The Financial Services Authority (FSA) has censured defunct broker Gracechurch Investments for misconduct, including using pressure-selling tactics, resulting in client losses of at least £2 million.
The FSA said Gracechurch, now in liquidation, pressured customers to invest in shares of small companies resulting in multi-million pound losses. It said it would have fined the firm £1.5 million were it not in liquidation.
However the FSA is planning to fine former chief executive Sam Kenny £450,000 and prohibit him from working in financial services.
Kenny has referred the matter to the Upper Tribunal which will determine whether to uphold the FSA’s decision.
The FSA said Kenny personally pressurised clients, misrepresenting material facts, and in his role as chief executive trained and encouraged staff to pressure clients.
The FSA said Gracechurch’s brokers used pressure sales tactics to coerce clients to invest in risky small company stocks, listed on AIM and Plus or not listed at all.
It added the firm misrepresented the financial performance of stocks and brokers ignored requests for further information and protests that clients had no funds to invest. In at least one case a broker claimed that the recommendation was based on inside information, the FSA said.
Between 1 April 2008 and 4 November 2009, Gracechurch advised around 340 clients to buy about £4 million of small company stocks. Clients would have lost 72% of the their investments in eight of the top 10 stocks sold by the firm if they had held the stocks until 12 October 2011.
The FSA said the firm also provided the FSA with false dates for internal committee meetings and withheld a recording of a non-compliant advised sales call it requested.
The firm also knowingly employed someone in a senior position who was not approved by the FSA and who was linked to pressure-selling tactics, it said.
The FSA has also prohibited former Gracechurch compliance officer Carl Davey.

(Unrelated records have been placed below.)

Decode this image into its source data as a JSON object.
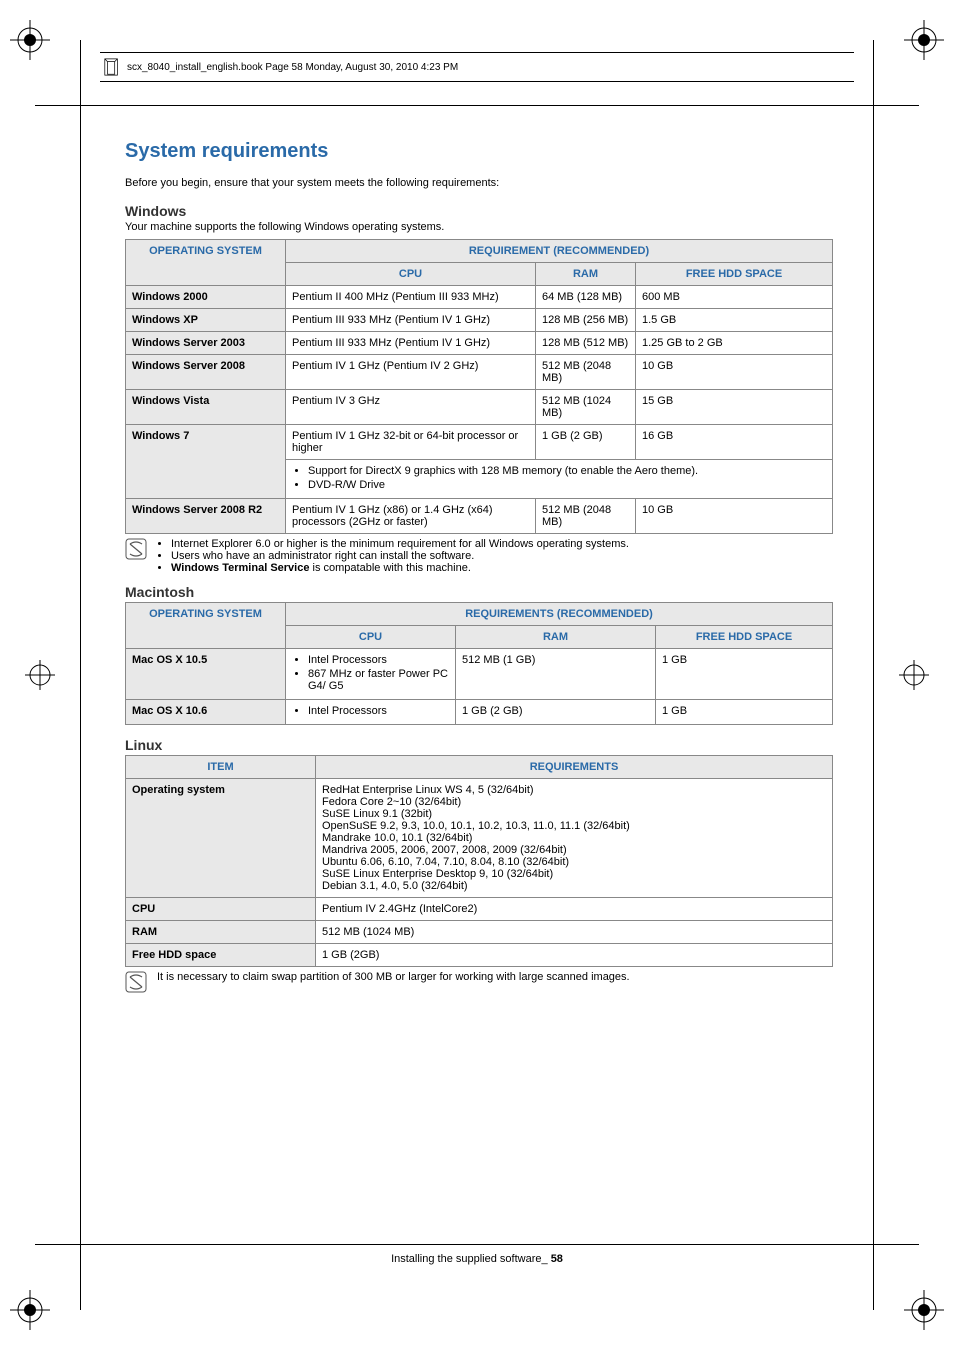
{
  "colors": {
    "heading_blue": "#2a6aa8",
    "table_header_bg": "#e8e8e8",
    "border": "#888888",
    "text": "#000000"
  },
  "header_running": "scx_8040_install_english.book  Page 58  Monday, August 30, 2010  4:23 PM",
  "section_title": "System requirements",
  "intro": "Before you begin, ensure that your system meets the following requirements:",
  "windows": {
    "heading": "Windows",
    "sub": "Your machine supports the following Windows operating systems.",
    "headers": {
      "os": "OPERATING SYSTEM",
      "req": "REQUIREMENT (RECOMMENDED)",
      "cpu": "CPU",
      "ram": "RAM",
      "hdd": "FREE HDD SPACE"
    },
    "rows": [
      {
        "os": "Windows 2000",
        "cpu": "Pentium II 400 MHz (Pentium III 933 MHz)",
        "ram": "64 MB (128 MB)",
        "hdd": "600 MB"
      },
      {
        "os": "Windows XP",
        "cpu": "Pentium III 933 MHz (Pentium IV 1 GHz)",
        "ram": "128 MB (256 MB)",
        "hdd": "1.5 GB"
      },
      {
        "os": "Windows Server 2003",
        "cpu": "Pentium III 933 MHz (Pentium IV 1 GHz)",
        "ram": "128 MB (512 MB)",
        "hdd": "1.25 GB to 2 GB"
      },
      {
        "os": "Windows Server 2008",
        "cpu": "Pentium IV 1 GHz (Pentium IV 2 GHz)",
        "ram": "512 MB (2048 MB)",
        "hdd": "10 GB"
      },
      {
        "os": "Windows Vista",
        "cpu": "Pentium IV 3 GHz",
        "ram": "512 MB (1024 MB)",
        "hdd": "15 GB"
      },
      {
        "os": "Windows 7",
        "cpu": "Pentium IV 1 GHz 32-bit or 64-bit processor or higher",
        "ram": "1 GB (2 GB)",
        "hdd": "16 GB"
      }
    ],
    "win7_notes": [
      "Support for DirectX 9 graphics with 128 MB memory (to enable the Aero theme).",
      "DVD-R/W Drive"
    ],
    "last_row": {
      "os": "Windows Server 2008 R2",
      "cpu": "Pentium IV 1 GHz (x86) or 1.4 GHz (x64) processors (2GHz or faster)",
      "ram": "512 MB (2048 MB)",
      "hdd": "10 GB"
    },
    "footnotes": [
      "Internet Explorer 6.0 or higher is the minimum requirement for all Windows operating systems.",
      "Users who have an administrator right can install the software."
    ],
    "footnote_bold_prefix": "Windows Terminal Service",
    "footnote_rest": " is compatable with this machine."
  },
  "mac": {
    "heading": "Macintosh",
    "headers": {
      "os": "OPERATING SYSTEM",
      "req": "REQUIREMENTS (RECOMMENDED)",
      "cpu": "CPU",
      "ram": "RAM",
      "hdd": "FREE HDD SPACE"
    },
    "rows": [
      {
        "os": "Mac OS X 10.5",
        "cpu": [
          "Intel Processors",
          "867 MHz or faster Power PC G4/ G5"
        ],
        "ram": "512 MB (1 GB)",
        "hdd": "1 GB"
      },
      {
        "os": "Mac OS X 10.6",
        "cpu": [
          "Intel Processors"
        ],
        "ram": "1 GB (2 GB)",
        "hdd": "1 GB"
      }
    ]
  },
  "linux": {
    "heading": "Linux",
    "headers": {
      "item": "ITEM",
      "req": "REQUIREMENTS"
    },
    "rows": [
      {
        "item": "Operating system",
        "req": "RedHat Enterprise Linux WS 4, 5 (32/64bit)\nFedora Core 2~10 (32/64bit)\nSuSE Linux 9.1 (32bit)\nOpenSuSE 9.2, 9.3, 10.0, 10.1, 10.2, 10.3, 11.0, 11.1 (32/64bit)\nMandrake 10.0, 10.1 (32/64bit)\nMandriva 2005, 2006, 2007, 2008, 2009 (32/64bit)\nUbuntu 6.06, 6.10, 7.04, 7.10, 8.04, 8.10 (32/64bit)\nSuSE Linux Enterprise Desktop 9, 10 (32/64bit)\nDebian 3.1, 4.0, 5.0 (32/64bit)"
      },
      {
        "item": "CPU",
        "req": "Pentium IV 2.4GHz (IntelCore2)"
      },
      {
        "item": "RAM",
        "req": "512 MB (1024 MB)"
      },
      {
        "item": "Free HDD space",
        "req": "1 GB (2GB)"
      }
    ],
    "footnote": "It is necessary to claim swap partition of 300 MB or larger for working with large scanned images."
  },
  "footer": {
    "text": "Installing the supplied software",
    "sep": "_ ",
    "page": "58"
  }
}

The FSA would have fined Davey £175,000 if it were not for the serious financial hardship such a fine would cause.
As compliance officer, Davey was involved in the deliberate withholding of the non-compliant advised sales call requested by the FSA, it said.

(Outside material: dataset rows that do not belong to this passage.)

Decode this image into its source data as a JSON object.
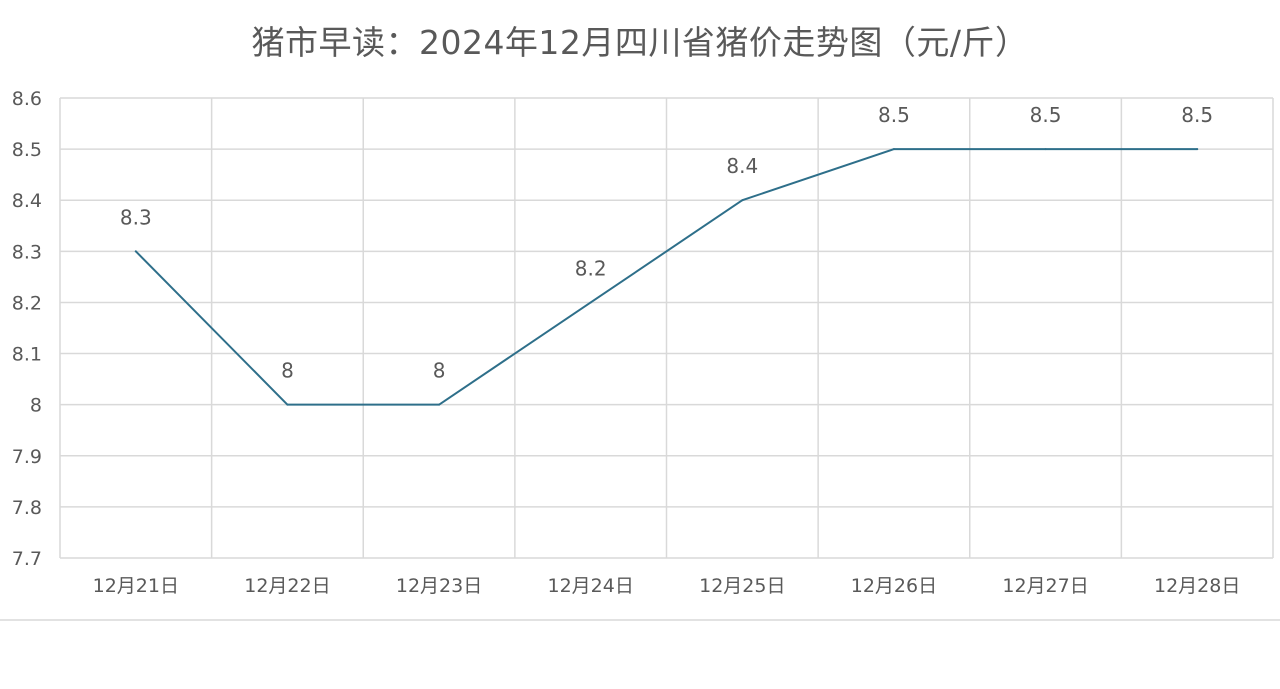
{
  "chart_data": {
    "type": "line",
    "title": "猪市早读：2024年12月四川省猪价走势图（元/斤）",
    "xlabel": "",
    "ylabel": "",
    "categories": [
      "12月21日",
      "12月22日",
      "12月23日",
      "12月24日",
      "12月25日",
      "12月26日",
      "12月27日",
      "12月28日"
    ],
    "series": [
      {
        "values": [
          8.3,
          8,
          8,
          8.2,
          8.4,
          8.5,
          8.5,
          8.5
        ],
        "data_labels": [
          "8.3",
          "8",
          "8",
          "8.2",
          "8.4",
          "8.5",
          "8.5",
          "8.5"
        ]
      }
    ],
    "ylim": [
      7.7,
      8.6
    ],
    "yticks": [
      "7.7",
      "7.8",
      "7.9",
      "8",
      "8.1",
      "8.2",
      "8.3",
      "8.4",
      "8.5",
      "8.6"
    ],
    "grid": true,
    "legend": "none",
    "colors": {
      "line": "#2e6f8a",
      "grid": "#d9d9d9",
      "axis_text": "#595959",
      "title_text": "#595959"
    }
  }
}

Tracey McDermott (pictured), director of enforcement and financial crime at the FSA, said: ‘High pressure sales tactics and systematic misrepresentation to clients are wholly unacceptable practices. The FSA will not tolerate firms coercing clients into buying financial products or services that aren’t suitable for them. Senior management of stockbroking firms should be clear that the buck will stop with them.’